The heart and circulation
- "LARP" for the valve layout: Left side goes with the Aortic valve (and bicuspid), Right side with the Pulmonary valve. And tricuspid sits on the right; the two "r"s help it stick.
- Blood flow: right atrium, right ventricle, lungs, left atrium, left ventricle, body. Say it out loud a few times and it locks in.
Hormones
- Anterior pituitary hormones as "FLAT PeG": FSH, LH, ACTH, TSH, Prolactin, GH. The lowercase letters are just filler.
- Insulin lowers blood glucose, glucagon raises it. "glucaGON, glucose GONE up" if you keep swapping them.
Genetics
- Meiosis reduces, mitosis maintains. Meiosis leaves one set, and both words start with the same sound.
- Ratios you should never have to think about: 3:1 monohybrid, 9:3:3:1 dihybrid. They turn up nearly every year.

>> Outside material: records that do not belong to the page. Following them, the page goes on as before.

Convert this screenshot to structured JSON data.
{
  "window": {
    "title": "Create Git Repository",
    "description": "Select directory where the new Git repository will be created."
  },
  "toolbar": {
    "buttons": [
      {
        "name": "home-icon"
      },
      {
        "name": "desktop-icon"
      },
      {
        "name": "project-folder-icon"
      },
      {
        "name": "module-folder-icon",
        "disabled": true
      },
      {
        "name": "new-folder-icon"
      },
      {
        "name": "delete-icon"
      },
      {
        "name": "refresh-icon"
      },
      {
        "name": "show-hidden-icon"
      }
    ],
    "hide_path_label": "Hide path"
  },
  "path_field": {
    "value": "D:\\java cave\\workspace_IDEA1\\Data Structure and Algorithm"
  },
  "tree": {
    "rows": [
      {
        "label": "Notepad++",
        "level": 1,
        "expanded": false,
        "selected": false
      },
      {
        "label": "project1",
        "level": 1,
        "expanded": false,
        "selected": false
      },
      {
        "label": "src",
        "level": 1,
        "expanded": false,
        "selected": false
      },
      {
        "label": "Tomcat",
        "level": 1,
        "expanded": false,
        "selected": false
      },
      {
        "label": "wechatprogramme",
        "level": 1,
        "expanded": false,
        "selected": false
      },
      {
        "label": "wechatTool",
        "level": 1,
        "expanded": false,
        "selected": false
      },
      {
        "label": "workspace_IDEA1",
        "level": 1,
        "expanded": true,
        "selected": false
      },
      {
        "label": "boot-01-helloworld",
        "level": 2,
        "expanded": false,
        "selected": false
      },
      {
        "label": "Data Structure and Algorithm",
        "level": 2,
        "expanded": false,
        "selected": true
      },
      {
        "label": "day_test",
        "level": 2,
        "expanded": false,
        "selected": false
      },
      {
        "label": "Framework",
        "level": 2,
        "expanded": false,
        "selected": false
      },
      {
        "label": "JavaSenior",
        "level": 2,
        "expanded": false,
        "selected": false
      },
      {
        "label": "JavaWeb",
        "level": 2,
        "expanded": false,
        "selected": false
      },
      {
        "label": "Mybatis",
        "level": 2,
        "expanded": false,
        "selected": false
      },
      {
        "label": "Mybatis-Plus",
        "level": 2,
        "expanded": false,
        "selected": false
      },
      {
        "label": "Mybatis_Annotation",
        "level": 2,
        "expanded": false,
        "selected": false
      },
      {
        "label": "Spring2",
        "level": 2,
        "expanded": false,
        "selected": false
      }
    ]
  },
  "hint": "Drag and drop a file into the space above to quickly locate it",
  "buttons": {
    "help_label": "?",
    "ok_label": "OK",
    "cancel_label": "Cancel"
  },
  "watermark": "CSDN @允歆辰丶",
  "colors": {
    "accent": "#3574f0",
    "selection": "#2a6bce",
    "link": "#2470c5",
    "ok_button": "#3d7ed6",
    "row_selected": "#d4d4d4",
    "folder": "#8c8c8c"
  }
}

Making mnemonics actually stick
A mnemonic you read once is gone by tomorrow morning. The thing that works is retrieval practice. Do not re-read the list. Cover it, recall it, check it, then test yourself again the next day and a few days after that. That spacing is what pushes a fact into long-term memory, and it is why last-night ratta rarely survives contact with the paper.
MCQs are the fastest way to run that loop, because every question forces a recall and every explanation you read patches the exact gap you just found. Drill these topics on the MDCAT Biology practice pages, and slot Biology into a proper routine with the 6-week study plan.
Learn the mnemonic, then earn it back through practice. That is the version that holds on exam day.